In Medicare, states are far from equal – ModernHealthcare.com

In 2015, Hawaii spent $6,608 per traditional Medicare beneficiary, but Mississippi spent $10,700. Nationwide, Medicare per capita costs amounted to $9,582, CMS data released Tuesday show. Why the difference?

Medicare spending, utilization and quality vary widely across states, a phenomenon that is longstanding but remains poorly understood. These fluctuations by geography do not seem to reflect beneficiaries’ health, the CMS noted in its methodology document for the data, which are released annually in what is formally known as the Geographic Public Use File.

This latest update includes data for the period 2007 to 2015, in seven categories, including geography variables, utilization, quality and study population.

The data revealed significant variation in many areas of Medicare spending, utilization and quality, such as within Medicare Part B. The actual (non-adjusted, non-standardized) costs per user of Part B drugs in 2015 ranged from $381.20 in Vermont to $978.75 in Florida. Maine had the lowest proportion of beneficiaries using Part B drugs — 33.52% — whereas Tennessee had the highest proportion at 60.78%.


Quality varies substantially too, at least as gauged by hospital readmissions. Utah’s 30-day inpatient readmission rate of 12.74% ranked it the lowest; Washington, D.C.’s readmission rate of 21.39% made it the highest, followed by Florida at 19.43%.


The CMS released the data to make analyzing differences in healthcare spending and utilization easier. The data are grouped into three types of geographic units: hospital referral regions, which delineate regional U.S. markets, states and counties. The data include Washington, D.C., Puerto Rico and the Virgin Islands.

In order to facilitate the most meaningful comparisons possible, the data exclude some Medicare beneficiaries, including those in Medicare Advantage and those enrolled only in Part A or Part B. The study population included 34.1 million out of 58.3 million total Medicare beneficiaries.

To measure utilization, it looked at metrics such as the number of stays and days of care in healthcare facilities, home health episodes and visits, and numbers of tests.
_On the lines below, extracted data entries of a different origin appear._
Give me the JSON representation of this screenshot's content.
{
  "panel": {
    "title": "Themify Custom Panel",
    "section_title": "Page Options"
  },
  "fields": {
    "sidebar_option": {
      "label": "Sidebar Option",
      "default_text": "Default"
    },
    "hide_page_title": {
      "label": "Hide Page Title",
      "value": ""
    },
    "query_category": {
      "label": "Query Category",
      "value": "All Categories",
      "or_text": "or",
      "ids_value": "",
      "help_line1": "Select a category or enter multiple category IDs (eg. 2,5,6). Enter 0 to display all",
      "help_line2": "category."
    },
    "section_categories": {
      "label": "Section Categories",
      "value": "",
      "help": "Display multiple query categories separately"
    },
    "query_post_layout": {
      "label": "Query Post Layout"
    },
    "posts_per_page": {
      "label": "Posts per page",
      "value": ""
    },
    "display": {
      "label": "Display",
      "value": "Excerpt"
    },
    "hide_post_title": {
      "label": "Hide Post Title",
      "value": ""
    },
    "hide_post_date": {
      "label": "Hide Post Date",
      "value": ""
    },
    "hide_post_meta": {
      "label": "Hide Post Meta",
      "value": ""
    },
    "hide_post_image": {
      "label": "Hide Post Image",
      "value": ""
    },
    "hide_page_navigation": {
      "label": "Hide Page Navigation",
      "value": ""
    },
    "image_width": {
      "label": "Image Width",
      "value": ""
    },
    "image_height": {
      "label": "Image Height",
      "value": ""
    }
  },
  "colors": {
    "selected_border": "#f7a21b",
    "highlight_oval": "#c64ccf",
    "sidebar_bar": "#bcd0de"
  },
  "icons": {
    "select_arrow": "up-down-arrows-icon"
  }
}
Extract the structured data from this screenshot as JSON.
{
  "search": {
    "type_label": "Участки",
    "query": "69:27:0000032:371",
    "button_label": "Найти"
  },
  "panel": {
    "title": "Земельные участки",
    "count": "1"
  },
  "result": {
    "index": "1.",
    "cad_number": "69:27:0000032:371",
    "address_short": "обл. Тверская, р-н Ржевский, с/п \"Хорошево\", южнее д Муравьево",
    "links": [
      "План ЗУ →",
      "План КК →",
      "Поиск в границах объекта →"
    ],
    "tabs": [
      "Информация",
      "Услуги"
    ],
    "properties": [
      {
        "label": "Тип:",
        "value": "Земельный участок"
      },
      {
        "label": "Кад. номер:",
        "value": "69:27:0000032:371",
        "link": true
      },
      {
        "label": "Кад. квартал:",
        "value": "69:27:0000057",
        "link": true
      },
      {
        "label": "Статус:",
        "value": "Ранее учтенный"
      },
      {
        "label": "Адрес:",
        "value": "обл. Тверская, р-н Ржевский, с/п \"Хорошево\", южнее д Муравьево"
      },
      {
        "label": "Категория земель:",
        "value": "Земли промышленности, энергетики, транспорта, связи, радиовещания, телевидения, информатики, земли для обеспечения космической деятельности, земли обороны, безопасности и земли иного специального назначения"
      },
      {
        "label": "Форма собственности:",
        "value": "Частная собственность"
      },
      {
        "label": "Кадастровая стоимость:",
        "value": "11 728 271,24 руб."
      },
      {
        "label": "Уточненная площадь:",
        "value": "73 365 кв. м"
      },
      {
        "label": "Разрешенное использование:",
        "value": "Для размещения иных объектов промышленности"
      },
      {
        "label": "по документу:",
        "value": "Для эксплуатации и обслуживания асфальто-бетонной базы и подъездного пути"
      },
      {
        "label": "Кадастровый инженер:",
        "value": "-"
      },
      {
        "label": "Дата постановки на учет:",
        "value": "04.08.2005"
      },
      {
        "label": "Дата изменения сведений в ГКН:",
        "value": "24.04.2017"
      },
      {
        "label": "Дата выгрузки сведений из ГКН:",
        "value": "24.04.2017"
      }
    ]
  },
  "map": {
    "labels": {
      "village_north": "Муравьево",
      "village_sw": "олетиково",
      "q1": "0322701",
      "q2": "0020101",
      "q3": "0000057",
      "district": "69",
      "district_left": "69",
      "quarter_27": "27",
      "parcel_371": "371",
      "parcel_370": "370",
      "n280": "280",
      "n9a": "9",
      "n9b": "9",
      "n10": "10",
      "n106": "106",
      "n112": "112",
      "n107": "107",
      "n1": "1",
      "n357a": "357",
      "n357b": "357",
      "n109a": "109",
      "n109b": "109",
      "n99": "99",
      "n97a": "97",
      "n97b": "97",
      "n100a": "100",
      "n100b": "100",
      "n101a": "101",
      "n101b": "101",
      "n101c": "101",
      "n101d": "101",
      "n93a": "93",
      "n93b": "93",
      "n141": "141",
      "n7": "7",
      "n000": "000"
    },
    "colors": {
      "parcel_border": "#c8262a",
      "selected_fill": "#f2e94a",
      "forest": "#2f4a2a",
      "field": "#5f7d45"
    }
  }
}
It also calculated all-cause hospital readmissions, emergency room use, and admission rates for medical issues including diabetes, hypertension and congestive heart failure, to measure quality. These measures can be used to analyze the relationship between healthcare utilization and quality of care in Medicare, the CMS said.
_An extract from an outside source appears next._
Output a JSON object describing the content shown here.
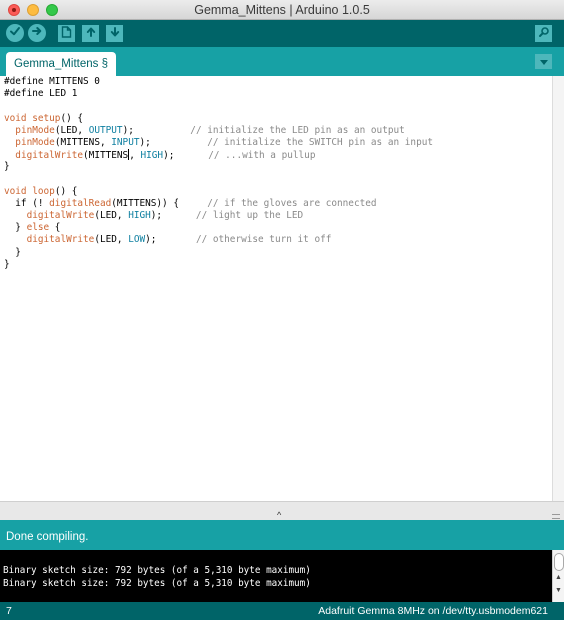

Experts and policymakers disagree over what accounts for this variation and how to implement payment reform accordingly.

“A sizable literature documents that dollars spent per Medicare beneficiary vary greatly” among regional markets, noted Joseph Newhouse and Dr. Alan Garber in an editorial in the New England Journal of Medicine in 2013. “However, the consensus ends there. There is controversy about the variation’s causes, its effects on quality and outcomes, and what, if anything should be done about it.” They noted that a committee convened by the Institute of Medicine attributed most of the variation to differences in the use of post-acute care and inpatient services.


Experts and policymakers have been grappling with this issue for decades, to little avail. Data analysis published in a 1999 article in Health Care Financing Review showed variations in per capita spending measures that were notable for their parallels to today, two decades later. Hawaii spent $2,289 per Medicare enrollee in 1995, the least of all states. Louisiana — as opposed to Mississippi in 2015 — was the top spender with nearly twice the per capita expenditures of Hawaii, at $5,481 per fee-for-service beneficiary, in 1995.